Светлый фон

* * *

Сразу по прибытии в отель мне встречается слово «мать» в таком значении, которое почти никакой североевропеец не в силах постичь.

– Моя мать готовит, – говорит хозяин отеля таким тоном, как будто она готовит лучше любого мишленовского повара.

Ударение сделано не на «моя», а именно на «мать», как будто она – мать всех матерей.

– Можно мне лимон для отбивных?

– Попробуйте сначала, моя, – пауза, – мать! Уже замариновала отбивные.

На следующее утро он спешит от стойки регистрации к буфету:

– Пирог приготовила моя, – пауза, – мать!

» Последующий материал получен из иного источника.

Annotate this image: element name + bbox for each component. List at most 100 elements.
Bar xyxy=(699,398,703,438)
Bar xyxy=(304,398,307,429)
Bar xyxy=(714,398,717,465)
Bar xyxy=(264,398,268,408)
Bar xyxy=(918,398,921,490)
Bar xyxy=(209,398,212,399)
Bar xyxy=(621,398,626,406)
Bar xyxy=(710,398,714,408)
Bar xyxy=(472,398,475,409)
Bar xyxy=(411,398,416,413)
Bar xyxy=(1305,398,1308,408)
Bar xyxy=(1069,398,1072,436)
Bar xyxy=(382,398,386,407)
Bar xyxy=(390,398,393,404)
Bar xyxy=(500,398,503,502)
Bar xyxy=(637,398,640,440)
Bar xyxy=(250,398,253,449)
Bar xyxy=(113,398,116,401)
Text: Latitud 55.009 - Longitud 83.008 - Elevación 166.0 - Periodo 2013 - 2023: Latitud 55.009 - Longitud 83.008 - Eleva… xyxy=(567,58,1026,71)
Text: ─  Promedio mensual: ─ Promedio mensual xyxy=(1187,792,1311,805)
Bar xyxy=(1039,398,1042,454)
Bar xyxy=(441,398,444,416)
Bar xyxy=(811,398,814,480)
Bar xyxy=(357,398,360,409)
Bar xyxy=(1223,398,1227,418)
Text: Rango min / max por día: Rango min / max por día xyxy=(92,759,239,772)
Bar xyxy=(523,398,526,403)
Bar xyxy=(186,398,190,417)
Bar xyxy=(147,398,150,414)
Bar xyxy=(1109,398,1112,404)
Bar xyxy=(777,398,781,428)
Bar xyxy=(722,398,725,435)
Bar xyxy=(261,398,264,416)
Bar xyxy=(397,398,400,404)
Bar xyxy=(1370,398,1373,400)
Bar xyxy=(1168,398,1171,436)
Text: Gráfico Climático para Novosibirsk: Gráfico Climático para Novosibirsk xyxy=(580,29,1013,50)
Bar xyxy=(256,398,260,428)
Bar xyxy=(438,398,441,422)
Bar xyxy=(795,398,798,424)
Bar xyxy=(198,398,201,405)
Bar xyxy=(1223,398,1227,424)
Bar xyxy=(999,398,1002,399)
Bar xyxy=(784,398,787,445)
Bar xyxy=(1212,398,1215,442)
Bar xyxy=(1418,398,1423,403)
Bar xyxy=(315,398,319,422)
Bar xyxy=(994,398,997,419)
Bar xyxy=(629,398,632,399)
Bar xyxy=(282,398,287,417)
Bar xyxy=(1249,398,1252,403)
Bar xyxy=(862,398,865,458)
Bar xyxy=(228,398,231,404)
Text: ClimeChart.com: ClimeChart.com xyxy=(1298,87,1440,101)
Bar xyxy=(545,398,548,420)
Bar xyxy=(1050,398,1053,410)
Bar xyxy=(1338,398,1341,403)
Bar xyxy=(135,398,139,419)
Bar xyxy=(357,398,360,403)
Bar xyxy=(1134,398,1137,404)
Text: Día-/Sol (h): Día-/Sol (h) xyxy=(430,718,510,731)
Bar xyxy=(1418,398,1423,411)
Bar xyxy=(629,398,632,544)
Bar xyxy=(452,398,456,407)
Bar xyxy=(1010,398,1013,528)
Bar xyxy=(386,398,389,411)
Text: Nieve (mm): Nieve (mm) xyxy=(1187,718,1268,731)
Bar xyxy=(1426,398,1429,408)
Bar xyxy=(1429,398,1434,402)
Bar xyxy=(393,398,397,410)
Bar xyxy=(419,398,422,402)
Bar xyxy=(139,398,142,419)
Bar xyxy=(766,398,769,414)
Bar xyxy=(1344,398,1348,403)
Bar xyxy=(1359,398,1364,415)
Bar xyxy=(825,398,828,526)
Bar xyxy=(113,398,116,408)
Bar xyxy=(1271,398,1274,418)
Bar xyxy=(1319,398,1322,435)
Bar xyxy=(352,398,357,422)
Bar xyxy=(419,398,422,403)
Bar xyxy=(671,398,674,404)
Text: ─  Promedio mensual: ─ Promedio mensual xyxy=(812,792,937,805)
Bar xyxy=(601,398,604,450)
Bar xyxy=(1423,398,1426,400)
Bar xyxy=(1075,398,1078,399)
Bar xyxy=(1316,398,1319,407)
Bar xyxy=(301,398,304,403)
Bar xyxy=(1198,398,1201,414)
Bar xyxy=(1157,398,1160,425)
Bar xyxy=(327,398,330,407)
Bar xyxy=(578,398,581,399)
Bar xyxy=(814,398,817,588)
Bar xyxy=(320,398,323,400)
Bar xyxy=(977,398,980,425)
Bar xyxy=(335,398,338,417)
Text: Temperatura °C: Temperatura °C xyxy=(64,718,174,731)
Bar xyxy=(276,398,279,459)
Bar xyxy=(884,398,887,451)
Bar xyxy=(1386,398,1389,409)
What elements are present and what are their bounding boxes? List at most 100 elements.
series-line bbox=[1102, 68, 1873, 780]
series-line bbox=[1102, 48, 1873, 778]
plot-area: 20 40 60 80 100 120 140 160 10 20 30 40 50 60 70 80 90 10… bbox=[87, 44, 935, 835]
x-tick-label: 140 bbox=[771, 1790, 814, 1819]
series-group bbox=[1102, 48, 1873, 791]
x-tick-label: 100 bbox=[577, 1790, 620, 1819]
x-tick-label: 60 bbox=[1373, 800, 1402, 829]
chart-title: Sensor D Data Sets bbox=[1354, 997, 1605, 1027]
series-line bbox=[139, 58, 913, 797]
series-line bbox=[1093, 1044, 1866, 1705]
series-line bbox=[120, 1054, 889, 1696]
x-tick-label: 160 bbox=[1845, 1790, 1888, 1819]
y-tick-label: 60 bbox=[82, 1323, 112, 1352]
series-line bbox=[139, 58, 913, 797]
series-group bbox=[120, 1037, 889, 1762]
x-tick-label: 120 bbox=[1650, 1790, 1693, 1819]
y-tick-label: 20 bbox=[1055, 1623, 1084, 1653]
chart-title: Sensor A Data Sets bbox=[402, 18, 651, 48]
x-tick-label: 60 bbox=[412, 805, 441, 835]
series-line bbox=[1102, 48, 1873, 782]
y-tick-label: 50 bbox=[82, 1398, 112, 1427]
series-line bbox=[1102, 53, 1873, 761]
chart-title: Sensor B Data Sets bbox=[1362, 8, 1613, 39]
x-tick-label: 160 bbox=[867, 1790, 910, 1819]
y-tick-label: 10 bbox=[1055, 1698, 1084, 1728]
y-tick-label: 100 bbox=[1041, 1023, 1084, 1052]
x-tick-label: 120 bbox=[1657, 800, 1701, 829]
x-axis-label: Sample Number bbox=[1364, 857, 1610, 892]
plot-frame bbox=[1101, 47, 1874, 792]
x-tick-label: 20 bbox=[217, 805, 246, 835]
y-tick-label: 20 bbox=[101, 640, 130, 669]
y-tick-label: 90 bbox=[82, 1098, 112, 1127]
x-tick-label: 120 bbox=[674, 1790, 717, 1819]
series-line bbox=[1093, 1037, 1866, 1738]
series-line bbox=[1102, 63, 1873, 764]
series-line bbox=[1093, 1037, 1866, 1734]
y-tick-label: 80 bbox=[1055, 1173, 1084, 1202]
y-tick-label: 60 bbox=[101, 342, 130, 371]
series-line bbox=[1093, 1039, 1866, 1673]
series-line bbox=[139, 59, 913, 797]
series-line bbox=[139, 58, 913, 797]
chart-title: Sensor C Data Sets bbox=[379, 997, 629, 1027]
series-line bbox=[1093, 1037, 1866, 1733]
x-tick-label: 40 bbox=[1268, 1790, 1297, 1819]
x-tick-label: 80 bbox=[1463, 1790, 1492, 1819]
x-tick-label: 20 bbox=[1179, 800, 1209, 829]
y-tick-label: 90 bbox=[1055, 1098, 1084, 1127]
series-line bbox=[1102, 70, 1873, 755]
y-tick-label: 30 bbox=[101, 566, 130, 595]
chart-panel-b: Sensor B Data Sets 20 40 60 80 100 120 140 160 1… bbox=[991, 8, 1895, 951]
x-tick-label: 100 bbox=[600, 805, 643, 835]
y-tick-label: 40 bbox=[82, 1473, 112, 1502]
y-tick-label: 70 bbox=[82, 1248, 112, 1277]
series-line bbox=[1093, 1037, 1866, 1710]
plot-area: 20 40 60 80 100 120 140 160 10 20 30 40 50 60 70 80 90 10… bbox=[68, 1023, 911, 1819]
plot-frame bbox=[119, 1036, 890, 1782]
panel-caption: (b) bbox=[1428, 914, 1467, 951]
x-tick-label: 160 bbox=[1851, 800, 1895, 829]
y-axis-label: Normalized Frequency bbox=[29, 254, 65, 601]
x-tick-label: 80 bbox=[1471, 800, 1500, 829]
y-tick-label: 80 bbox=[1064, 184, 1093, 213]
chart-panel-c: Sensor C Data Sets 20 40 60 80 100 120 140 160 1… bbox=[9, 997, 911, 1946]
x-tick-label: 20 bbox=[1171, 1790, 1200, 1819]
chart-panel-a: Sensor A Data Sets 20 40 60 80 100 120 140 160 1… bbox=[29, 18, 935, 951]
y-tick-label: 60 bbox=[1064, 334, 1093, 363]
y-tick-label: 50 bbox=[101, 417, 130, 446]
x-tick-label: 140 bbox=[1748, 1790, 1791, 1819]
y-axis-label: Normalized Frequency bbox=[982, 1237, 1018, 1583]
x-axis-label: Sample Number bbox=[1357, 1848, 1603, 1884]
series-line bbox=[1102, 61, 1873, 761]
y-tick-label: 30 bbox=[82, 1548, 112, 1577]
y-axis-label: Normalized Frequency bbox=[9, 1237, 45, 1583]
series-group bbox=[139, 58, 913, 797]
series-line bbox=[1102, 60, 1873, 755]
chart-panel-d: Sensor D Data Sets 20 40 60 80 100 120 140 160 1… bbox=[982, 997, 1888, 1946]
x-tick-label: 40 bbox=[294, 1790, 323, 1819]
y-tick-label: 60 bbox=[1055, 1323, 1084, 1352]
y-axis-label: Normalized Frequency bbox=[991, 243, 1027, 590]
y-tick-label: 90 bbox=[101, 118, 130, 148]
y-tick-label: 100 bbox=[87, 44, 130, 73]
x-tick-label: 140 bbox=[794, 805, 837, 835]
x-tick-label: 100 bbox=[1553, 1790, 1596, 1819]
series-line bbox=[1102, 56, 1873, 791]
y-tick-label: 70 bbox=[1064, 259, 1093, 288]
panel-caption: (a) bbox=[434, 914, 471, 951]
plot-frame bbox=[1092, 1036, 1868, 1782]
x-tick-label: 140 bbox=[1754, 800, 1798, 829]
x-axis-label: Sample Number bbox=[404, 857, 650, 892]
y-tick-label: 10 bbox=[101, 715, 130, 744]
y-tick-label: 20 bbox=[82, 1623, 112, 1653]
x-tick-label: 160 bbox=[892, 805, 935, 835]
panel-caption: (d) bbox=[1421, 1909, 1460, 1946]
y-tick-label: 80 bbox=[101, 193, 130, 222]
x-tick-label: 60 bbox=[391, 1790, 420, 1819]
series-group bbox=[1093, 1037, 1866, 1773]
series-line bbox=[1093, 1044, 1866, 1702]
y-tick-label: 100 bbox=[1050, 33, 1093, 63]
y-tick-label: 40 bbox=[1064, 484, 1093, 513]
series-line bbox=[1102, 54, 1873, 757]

– Ах, тогда я возьму два или три кусочка с собой, если можно.

– Моя, – пауза, – мать будет очень рада! – улыбается хозяин.

Хозяин отеля старше меня – это важно отметить, – и, как и все настоящие южные мужчины, он остался маменькиным сынком – а это значит, что его матери должно быть далеко за семьдесят, однако она по-прежнему с раннего утра до позднего вечера стоит на кухне. Вся семья работает в отеле: жена, брат, невестка, а дети (или это уже внуки?) раскладывают свои игрушки в холле, но без – пауза – матери (!) на кухне этот отель был бы вдвое менее значимым.

Кафка, который задолго до мусульман привнес Восток в Германию, однажды заметил, что немецкий язык мешал ему любить свою мать так, как она того заслуживала, – мол, немецкое слово «мать» несет в себе не только христианское сияние, но и христианский холод; еврейская женщина, именуемая словом «мать», становится из-за этого не только комичной, но и чужой. Эта «холодность» скорее протестантская, северная, немецкая, а не христианская в целом. Парадокс неразрешим: мать возводят на пьедестал именно там, где женщина ценится меньше мужчины или вовсе ничего не стоит – например, в католицизме, который при этом искренне чтит Богоматерь. Протестантизм же провозгласил равенство полов и тем самым лишил Богоматерь своего особого положения и даже всякого уважения, а Бога – его женственного начала.

229

В четверти часа ходьбы от парковки мы оставляем позади последних нудистов. Пляж тянется вдоль высокой скалы, и вокруг ничего не нарушает вид: ни машины, ни дороги, ни дома. Только песок, море, птицы и бурые скалы. Люди нужны здесь лишь для того, чтобы кто-то мог оценить эту красоту.

Двадцать-тридцать минут спустя мы бредем по щиколотку в воде и вдруг замечаем несколько потрепанных лежаков и зонтиков – они явно пережили не один туристический сезон. Стоящая рядом деревянная табличка гласит, что ими можно пользоваться бесплатно, если позвонить по указанному номеру и заказать напитки или еду. Робинзон Крузо, наверное, удивился бы не меньше нашего. Мы звоним по указанному номеру и ждем под одним из зонтиков. Вскоре к нам ловко спускается по скалам почти беззубый старик и достает из сумки-холодильника сэндвичи и напитки. Потом мы остаемся лежать на пляже – впервые за много лет проводим целый день у моря: я – с Эрнстом Юнгером в окопах, мой сын – с борьбой с изменением климата.